Davon zeigt sich die grüne EU-Abgeordnete Viola von Cramon überzeugt: "Wir sind aus den Erfahrungen des Zweiten Weltkriegs auf Kooperation, Ausgleich, auf Integration und Softpower, auf wirtschaftlichen Wohlstand und kulturelle Vielfalt ausgerichtet", sagt sie im Gespräch mit dem STANDARD. Mit der Erweiterungspolitik sei versucht worden, den Rüstungshaushalt kleinzuhalten. "Das war der Deal."

Wladimir Putins Krieg stelle das infrage, ändere die Lage grundlegend. "Wir müssen Russland fürchten, viel mehr als die Menschen auf der anderen Seite des Atlantiks." Deshalb müssten die Europäer sich kümmern. Konkret heiße das, dass "wir klare Signale brauchen, dass wir bereit sind, für den Sieg der Ukraine militärisch alles zu liefern, was wir haben.
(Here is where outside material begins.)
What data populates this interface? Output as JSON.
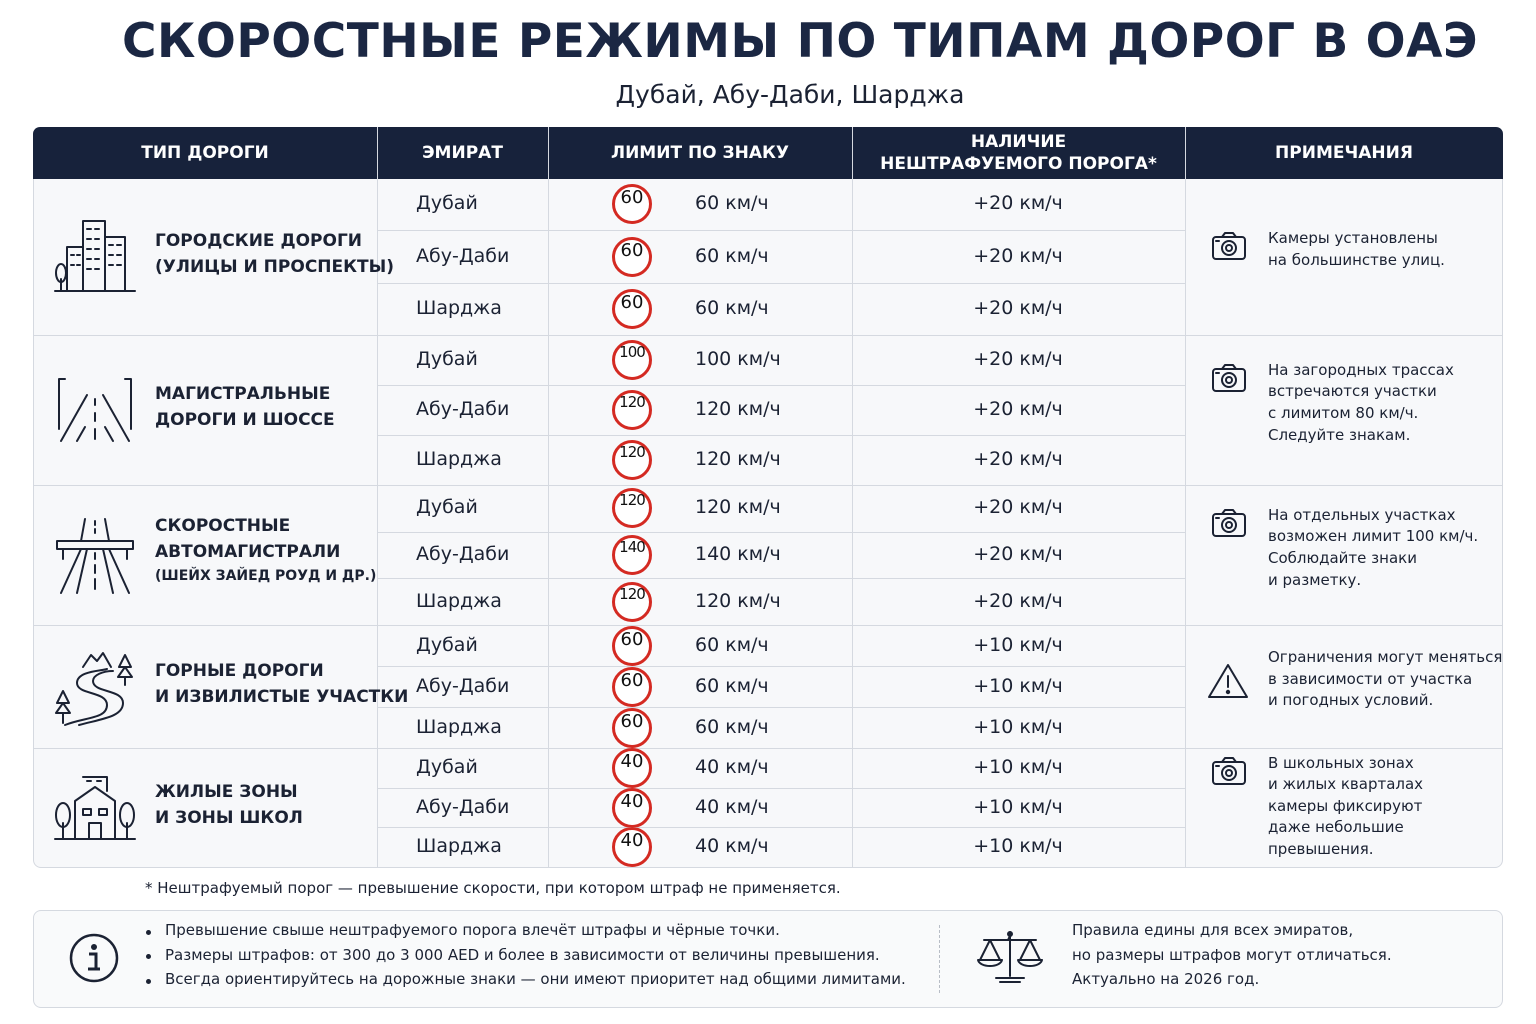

Das muss schneller gehen." Allein schon "wegen der geografischen Nähe dürfe man nicht immer darauf schielen, ob die Amerikaner das Gleiche machen. Wir müssen mehr tun."

Warnerin mit Habeck

Die deutsche Mandatarin gehört im EU-Parlament der Fraktion der Grünen an. Sie war bereits vor mehr als einem Jahr eine der wenigen Politikerinnen in Europa, die vor dem Angriff eindringlich gewarnt haben. Und sie zählte 2021 zu jenen, die den heutigen Vizekanzler Robert Habeck vor Bildung der rot-grün-gelben Regierung bei einer Reise in die Ukraine begleiteten und dessen Sympathie für Waffenlieferungen an Kiew im Kriegsfall unterstützten.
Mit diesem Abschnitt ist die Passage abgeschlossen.